Now, I’m a gearhead. As in, someone who obsesses over all things mechanical. I studied his contraption from afar until my curiosity got the best of me. I had to know. Was it a generator for some hidden hut? Was it a folding chainsaw? A powered parachute? What the hell was it, and why was he skiing with it on his back?
“That’s a nice… pack you’ve got there.” I quipped as I approached. “Yeah,” he said, followed by a tense pause where more dialogue should have commenced. So much for a repartee. He was facing me now and I couldn’t see the device any longer. I tried to play it cool. “So, what is that thing?” I casually asked. That’s when he turned, clicked into his skis, and said: “Jimi Hendrix, man.” Then he was gone, and I was left to wonder what the devil he was talking about.
On our way up the skintrack, we continued talking about “Hendrix Man.” Maybe he was a misunderstood genius. Maybe Hendrix was his name. Maybe ole’ Jimi was tearing it up in this guy’s iPod. Who knows.
But then, far below us, a chainsaw-like whine split the quiet afternoon. “What is he doing now?” we wondered out loud. Our explanations became more and more outlandish: Maybe he was cutting an illegal snowmobile trail to get higher up the mountain. Maybe he was building a cabin. Maybe he was slicing up the bodies of backcountry skiers he had ambushed and murdered. Fantastic.

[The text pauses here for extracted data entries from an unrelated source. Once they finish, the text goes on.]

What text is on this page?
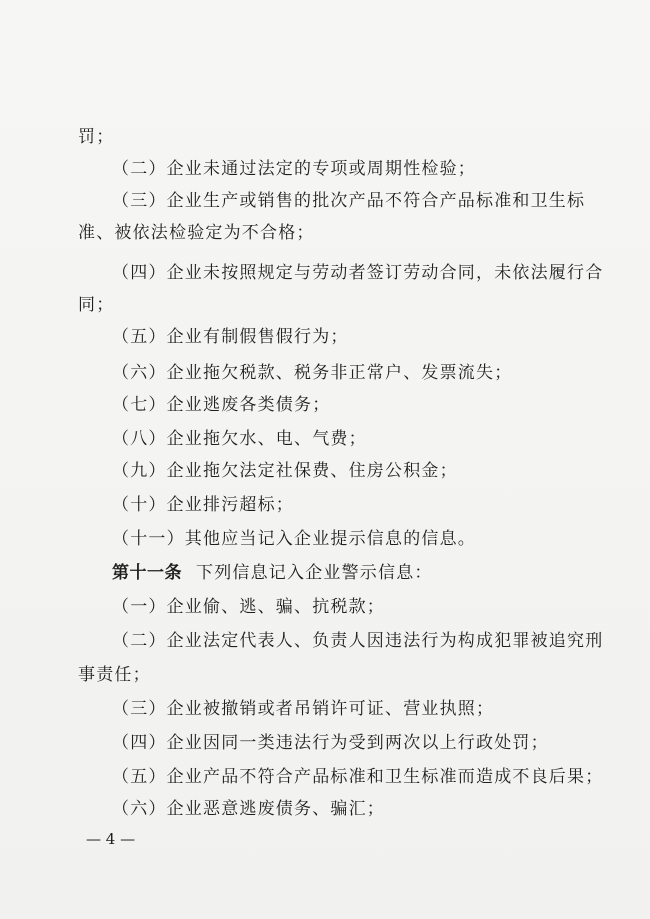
罚；
（二）企业未通过法定的专项或周期性检验；
（三）企业生产或销售的批次产品不符合产品标准和卫生标
准、被依法检验定为不合格；
（四）企业未按照规定与劳动者签订劳动合同，未依法履行合
同；
（五）企业有制假售假行为；
（六）企业拖欠税款、税务非正常户、发票流失；
（七）企业逃废各类债务；
（八）企业拖欠水、电、气费；
（九）企业拖欠法定社保费、住房公积金；
（十）企业排污超标；
（十一）其他应当记入企业提示信息的信息。
第十一条 下列信息记入企业警示信息：
（一）企业偷、逃、骗、抗税款；
（二）企业法定代表人、负责人因违法行为构成犯罪被追究刑
事责任；
（三）企业被撤销或者吊销许可证、营业执照；
（四）企业因同一类违法行为受到两次以上行政处罚；
（五）企业产品不符合产品标准和卫生标准而造成不良后果；
（六）企业恶意逃废债务、骗汇；
— 4 —
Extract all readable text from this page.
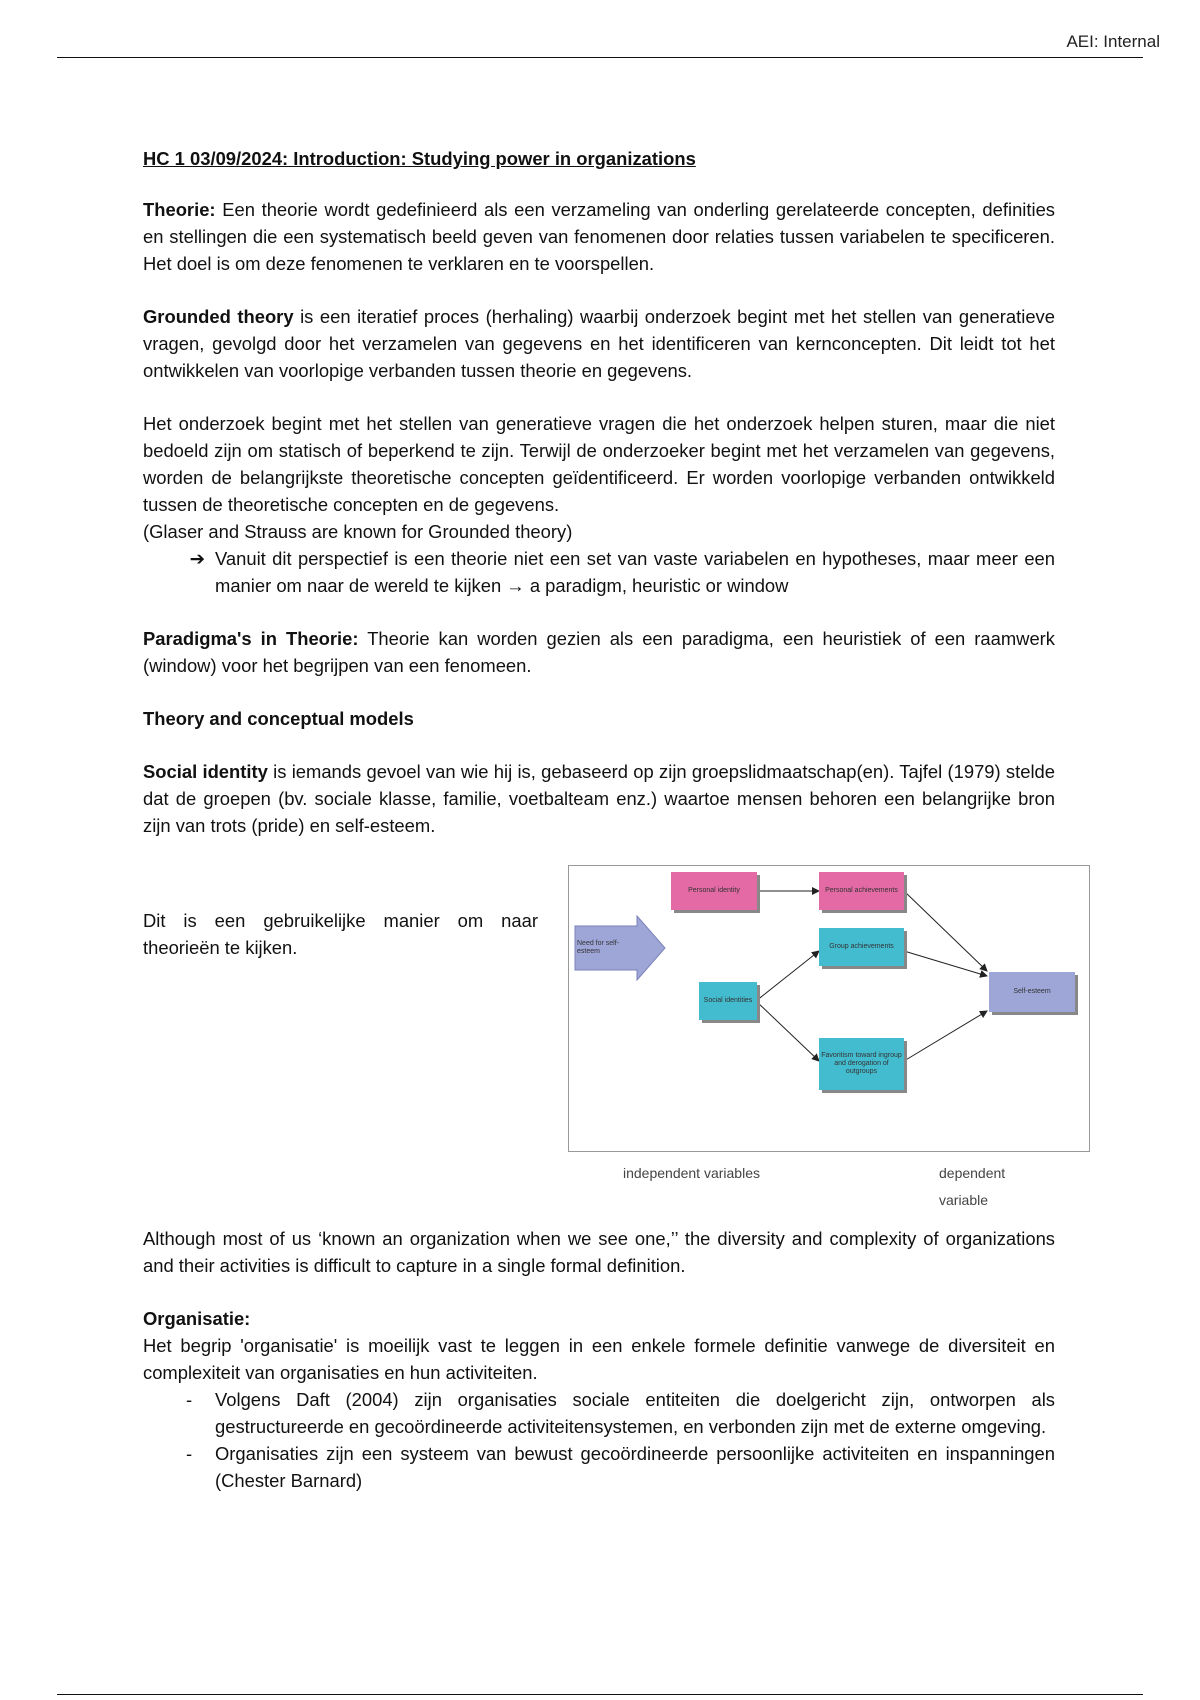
AEI: Internal
HC 1 03/09/2024: Introduction: Studying power in organizations

Theorie: Een theorie wordt gedefinieerd als een verzameling van onderling gerelateerde concepten, definities en stellingen die een systematisch beeld geven van fenomenen door relaties tussen variabelen te specificeren. Het doel is om deze fenomenen te verklaren en te voorspellen.

Grounded theory is een iteratief proces (herhaling) waarbij onderzoek begint met het stellen van generatieve vragen, gevolgd door het verzamelen van gegevens en het identificeren van kernconcepten. Dit leidt tot het ontwikkelen van voorlopige verbanden tussen theorie en gegevens.

Het onderzoek begint met het stellen van generatieve vragen die het onderzoek helpen sturen, maar die niet bedoeld zijn om statisch of beperkend te zijn. Terwijl de onderzoeker begint met het verzamelen van gegevens, worden de belangrijkste theoretische concepten geïdentificeerd. Er worden voorlopige verbanden ontwikkeld tussen de theoretische concepten en de gegevens.

(Glaser and Strauss are known for Grounded theory)
➔ Vanuit dit perspectief is een theorie niet een set van vaste variabelen en hypotheses, maar meer een manier om naar de wereld te kijken → a paradigm, heuristic or window

Paradigma's in Theorie: Theorie kan worden gezien als een paradigma, een heuristiek of een raamwerk (window) voor het begrijpen van een fenomeen.

Theory and conceptual models

Social identity is iemands gevoel van wie hij is, gebaseerd op zijn groepslidmaatschap(en). Tajfel (1979) stelde dat de groepen (bv. sociale klasse, familie, voetbalteam enz.) waartoe mensen behoren een belangrijke bron zijn van trots (pride) en self-esteem.

Dit is een gebruikelijke manier om naar theorieën te kijken.	Need for self-esteem
Personal identity
Social identities
Personal achievements
Group achievements
Favoritism toward ingroup and derogation of outgroups
Self-esteem
independent variables	dependent variable

Although most of us ‘known an organization when we see one,’’ the diversity and complexity of organizations and their activities is difficult to capture in a single formal definition.

Organisatie:
Het begrip 'organisatie' is moeilijk vast te leggen in een enkele formele definitie vanwege de diversiteit en complexiteit van organisaties en hun activiteiten.
-	Volgens Daft (2004) zijn organisaties sociale entiteiten die doelgericht zijn, ontworpen als gestructureerde en gecoördineerde activiteitensystemen, en verbonden zijn met de externe omgeving.
-	Organisaties zijn een systeem van bewust gecoördineerde persoonlijke activiteiten en inspanningen (Chester Barnard)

The engine scream started moving uphill at a rate of speed much faster than our own. We had no idea what to think. Then I tripped over the last thing I expected to find in the Bozeman backcountry.
A yellow poly rope. It ran straight down the mountain as far as we could see. Ski tracks ran parallel to the rope. The guy really was a genius. Somehow, he had constructed his own personal ropetow. He had a backpack-mounted, rope-clamping device that used a chainsaw engine for power. After a run, all he had to do was take off his pack, clip it to his harness, clamp the rope to the engine pulley, and fire up his portable lift. At the top, he threw it on his back and skied private powder while the rest of us hoofed it. Bastard! Genius! Genius bastard!
As we pieced it together, the engine whine grew louder. He was coming up for another lap. We skied across the rope and continued up the skintrack, laughing. Ingenuity and motivation are powerful tools, though not as powerful as a chainsaw-powered backpack ski-lift. I was jealous, as any self-respecting gearhead would be. We heard him as he passed us by, and I imagined his raspy reply once more. “Jimi Hendrix, man.”
And wouldn’t you know, I still have no idea what he was talking about.